Die Motorradindustrie lädt regelmäßig hochrangige Politiker zu Spritztouren ein - und die greifen zünftig ab. Die Liste der prominenten Teilnehmer ist lang.

Verteidigungsminister Peter Struck ist bei gesponserten Fahrten besonders gern dabei© dpa
Fürstin Metternich hatte an diesem Maiabend vergangenen Jahres auf Schloss Johannishof im Rheingau erlesen eindecken lassen. Serviert wurden 170 Gästen rheinische Spezialitäten, Sekt des Hauses perlte in den Gläsern. Alkoholfrei, schließlich waren die Besucher auf Motorrädern im Schlosshof vorgefahren.

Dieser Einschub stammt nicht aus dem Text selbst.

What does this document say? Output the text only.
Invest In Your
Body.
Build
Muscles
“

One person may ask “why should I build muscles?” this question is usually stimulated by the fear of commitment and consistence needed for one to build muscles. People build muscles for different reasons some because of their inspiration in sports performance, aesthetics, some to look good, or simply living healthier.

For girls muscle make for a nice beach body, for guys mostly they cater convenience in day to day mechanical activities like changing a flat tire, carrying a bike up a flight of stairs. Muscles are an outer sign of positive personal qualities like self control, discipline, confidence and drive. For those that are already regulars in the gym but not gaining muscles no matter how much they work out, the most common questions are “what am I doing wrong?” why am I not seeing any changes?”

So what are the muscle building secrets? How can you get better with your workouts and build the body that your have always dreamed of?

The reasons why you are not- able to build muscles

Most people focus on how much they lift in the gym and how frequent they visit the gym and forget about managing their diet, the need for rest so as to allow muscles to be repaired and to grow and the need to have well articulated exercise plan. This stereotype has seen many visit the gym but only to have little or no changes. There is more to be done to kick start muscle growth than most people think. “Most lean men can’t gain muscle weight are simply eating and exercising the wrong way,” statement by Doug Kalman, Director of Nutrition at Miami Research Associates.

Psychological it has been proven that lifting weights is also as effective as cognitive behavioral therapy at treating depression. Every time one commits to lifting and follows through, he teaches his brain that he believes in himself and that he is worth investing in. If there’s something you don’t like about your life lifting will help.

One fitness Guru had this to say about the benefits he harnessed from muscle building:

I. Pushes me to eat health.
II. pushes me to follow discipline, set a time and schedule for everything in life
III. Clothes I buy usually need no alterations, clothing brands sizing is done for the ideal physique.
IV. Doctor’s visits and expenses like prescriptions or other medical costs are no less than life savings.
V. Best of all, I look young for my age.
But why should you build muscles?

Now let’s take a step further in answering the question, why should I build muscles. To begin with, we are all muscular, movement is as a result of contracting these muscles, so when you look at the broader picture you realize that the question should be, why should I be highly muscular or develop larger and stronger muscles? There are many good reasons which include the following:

Der Fürstin war das Abendessen für die Biker von der Gruppe Motorradsport in der Sportgemeinschaft Deutscher Bundestag e.V. 4000 Euro wert. Handelte es sich bei den Teilnehmern der "Euro Tour" von Berlin über Luxemburg nach Brüssel doch um prominente Gäste. In Lederkluft vorgefahren waren: Peter Struck, damals SPD-Fraktionschef, Gila Altmann, grüne Staatssekretärin im Umweltministerium, die Bundestagsabgeordneten Ute Vogt (SPD), Albert Deá (CSU), Ernst Bahr (SPD), die Europaparlamentarier Bernd Lange (SPD) und Karsten Knolle (CDU). Zahlreiche Bundestagsbeschäftigte begleiteten die Volksvertreter, an ihrer Spitze gaben der heutige Bundestagsdirektor Wolfgang Zeh und sein Stellvertreter Hans-Joachim Stelzl Gas.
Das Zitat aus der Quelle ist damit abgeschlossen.